Use of laser, radar and a combination of both to make driving safer
Laser detection seems pretty futuristic in automobile terms but Toyota is bridging the gap and the heavy use of this technology in their current research and development points to its use in future models from the Japanese brand.
At the fourth Toyota Annual Advanced Safety Seminar, lasers, 3D info displays and an advance driving support system were highlighted, showcasing them as the future of Toyota’s safety features.
“Toyota’s vision is of a world without traffic fatalities, and these advanced connected and automated vehicle technologies have the potential to revolutionise automotive safety. We are committed to bringing advanced active safety systems to market as quickly as possible and making them accessible to a broad range of drivers,” said Seigo Kuzumaki, Toyota’s Chief Safety Technology Officer.
Automated Highway Driving Assist (AHDA)
The AHDA system integrates three core technologies: Dynamic Radar Cruise Control, Lane Trace Control and Predictive and Interactive Human-Machine Interface (HMI). These support the driver by keeping the vehicle on its lane and a safe distance from others on the road, all while travelling at cruising speeds. The Predictive and Interactive HMI promotes driver engagement by warning when the system is going to disengage and monitoring the driver’s level of attention on the road ahead.

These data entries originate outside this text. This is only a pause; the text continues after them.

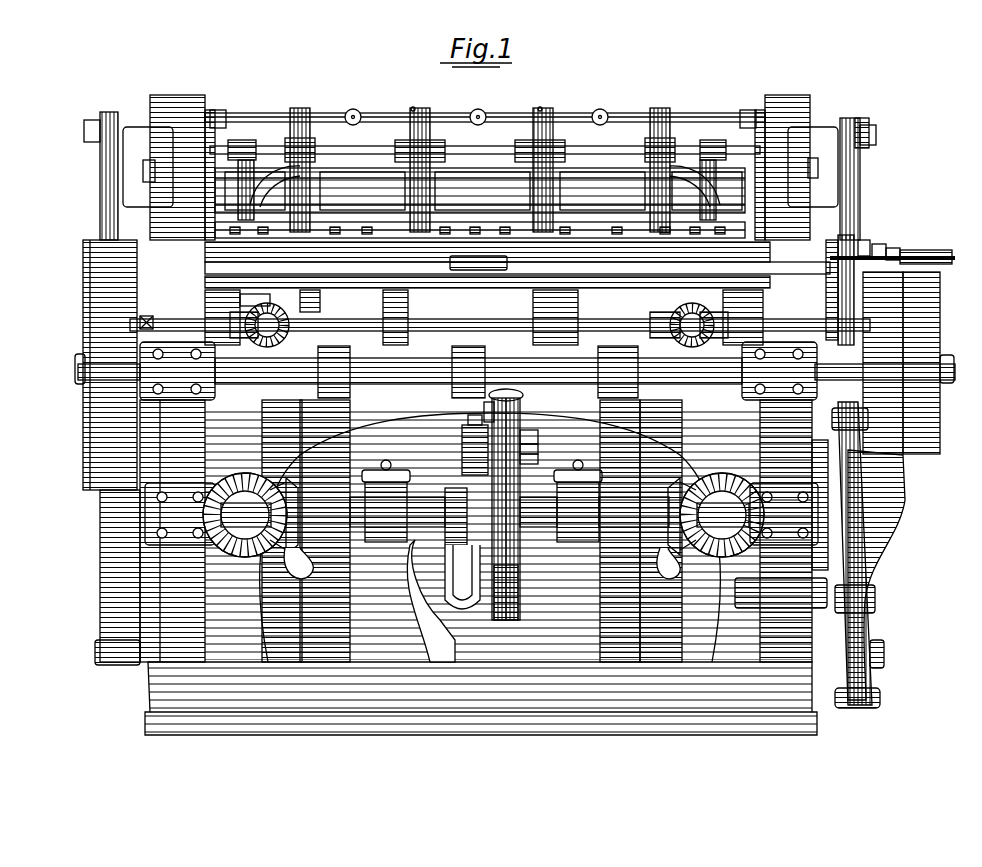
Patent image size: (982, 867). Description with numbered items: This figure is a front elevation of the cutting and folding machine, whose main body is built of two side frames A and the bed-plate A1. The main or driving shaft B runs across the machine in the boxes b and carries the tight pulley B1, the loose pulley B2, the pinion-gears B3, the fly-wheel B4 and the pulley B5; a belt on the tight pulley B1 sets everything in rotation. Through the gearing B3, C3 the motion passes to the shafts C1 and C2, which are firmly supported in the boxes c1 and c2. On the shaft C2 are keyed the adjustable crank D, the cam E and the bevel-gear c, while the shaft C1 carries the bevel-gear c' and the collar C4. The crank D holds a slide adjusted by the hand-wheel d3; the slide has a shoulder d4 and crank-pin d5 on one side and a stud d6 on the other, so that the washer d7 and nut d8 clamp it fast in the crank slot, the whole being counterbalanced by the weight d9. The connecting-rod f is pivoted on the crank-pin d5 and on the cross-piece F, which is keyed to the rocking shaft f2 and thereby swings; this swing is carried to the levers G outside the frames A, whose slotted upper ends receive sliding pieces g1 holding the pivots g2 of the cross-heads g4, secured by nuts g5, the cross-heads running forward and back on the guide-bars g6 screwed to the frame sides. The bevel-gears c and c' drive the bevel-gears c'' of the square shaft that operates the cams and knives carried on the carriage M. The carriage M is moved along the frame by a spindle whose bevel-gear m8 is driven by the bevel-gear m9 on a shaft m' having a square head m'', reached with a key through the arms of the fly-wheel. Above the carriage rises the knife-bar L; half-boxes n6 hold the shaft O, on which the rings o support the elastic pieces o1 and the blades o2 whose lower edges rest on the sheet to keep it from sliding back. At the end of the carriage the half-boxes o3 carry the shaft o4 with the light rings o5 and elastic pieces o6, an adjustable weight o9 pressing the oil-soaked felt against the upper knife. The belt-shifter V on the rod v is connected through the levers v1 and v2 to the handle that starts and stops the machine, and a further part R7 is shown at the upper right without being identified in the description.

The side frame A is at (176, 97).
The bed-plate A1 is at (481, 698).
The main or driving shaft B is at (74, 368).
The tight pulley B1 is at (883, 363).
The loose pulley B2 is at (928, 363).
The pinion-gear B3 is at (350, 350).
The fly-wheel B4 is at (110, 365).
The pulley B5 is at (485, 350).
The box b is at (150, 394).
The shaft C1 is at (140, 515).
The shaft C2 is at (850, 512).
The gear C3 is at (480, 495).
The collar C4 is at (448, 506).
The bevel-gear c is at (676, 528).
The bevel-gear c' is at (291, 528).
The bevel-gear c'' is at (483, 505).
The box c1 is at (418, 486).
The box c2 is at (669, 545).
The adjustable crank D is at (520, 466).
The hand-wheel d3 is at (520, 396).
The shoulder d4 is at (486, 412).
The crank-pin d5 is at (463, 445).
The stud d6 is at (538, 448).
The washer d7 is at (538, 434).
The nut d8 is at (538, 458).
The weight d9 is at (506, 592).
The cam E is at (814, 440).
The cross-piece F is at (431, 601).
The connecting-rod f is at (462, 537).
The rocking shaft f2 is at (94, 652).
The lever G is at (102, 604).
The sliding piece g1 is at (866, 240).
The pivot g2 is at (895, 250).
The cross-head g4 is at (848, 238).
The nut g5 is at (880, 244).
The guide-bar g6 is at (836, 242).
The knife-bar L is at (585, 190).
The carriage M is at (412, 306).
The shaft m' is at (464, 252).
The square head m'' is at (100, 318).
The bevel-gear m8 is at (290, 320).
The bevel-gear m9 is at (650, 320).
The half-box n6 is at (240, 140).
The shaft O is at (508, 146).
The ring o is at (485, 103).
The elastic piece o1 is at (483, 191).
The blade o2 is at (480, 227).
The half-box o3 is at (486, 102).
The shaft o4 is at (296, 128).
The light ring o5 is at (480, 145).
The elastic piece o6 is at (482, 191).
The adjustable weight o9 is at (485, 108).
The rod R7 is at (838, 135).
The belt-shifter V is at (892, 247).
The rod v is at (517, 266).
The lever v1 is at (305, 270).
The lever v2 is at (280, 300).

Dynamic Radar Cruise Control (DRCC)
This system allows drivers to maintain speed and make more comfortable progress while reducing accident risk by keeping a safe distance from the vehicle ahead. Using a 77GHz millimeter-wave radar, it detects and monitors vehicles in front and maintains specific speeds and distances for safety.
Lane Trace Control (LTC)
Lane Trace Control helps the driver keep the car safely within its lane, using signals relayed by a front-mounted camera and a millimeter-wave radar. The sensors detect lane markings on the road surface and vehicle ahead. The system calculates the right driving path, automatically adjusting the vehicle’s steering angle so the Toyota keeps within its lane, within an appropriate margin from surrounding vehicles.
Predictive and Interactive HMI
All this technology would be indiscernible without the proper human-machine interface (HMI) which is why Toyota has included a predictive and interactive HMI.
The system makes its predictions on the basis of the lay-out/geometry of the road ahead and historical sensor performance. These predictions are intelligently generated, so they apply specifically to the traffic lane where the vehicle is travelling. It is able to make lane-specific predictions by combining data from an enhanced map, an automotive-grade GPS receiver and sensors including the front camera and radar.
Monitoring technologies area used to check the driver’s level of attention on the road ahead. An infra-red camera monitors the driver’s face and a touch sensor locates where the driver’s hands are on the steering wheel. The system warns the driver if it detects their hands are off the wheel, or their eyes are not on the road ahead for a long period.
Single Photon Avalanche Diode/Light Detection and Ranging (SPAD LIDAR)
The high-resolution LIDAR (laser radar) combines the functions of a millimeter-wave radar and stereo cameras. It can detect the shape and position of obstacles ahead and its active sensors mean it can operate in daylight and at night.
3D head-up display
The system projects critical information onto the windscreen, such as vehicle status, traffic conditions and road signs, rendering it in 3D with no for the driver to wear special glasses or use other accessories.
There is no specific timetable for the release of these technologies but Toyota is intent on integrating certain features within the next few years.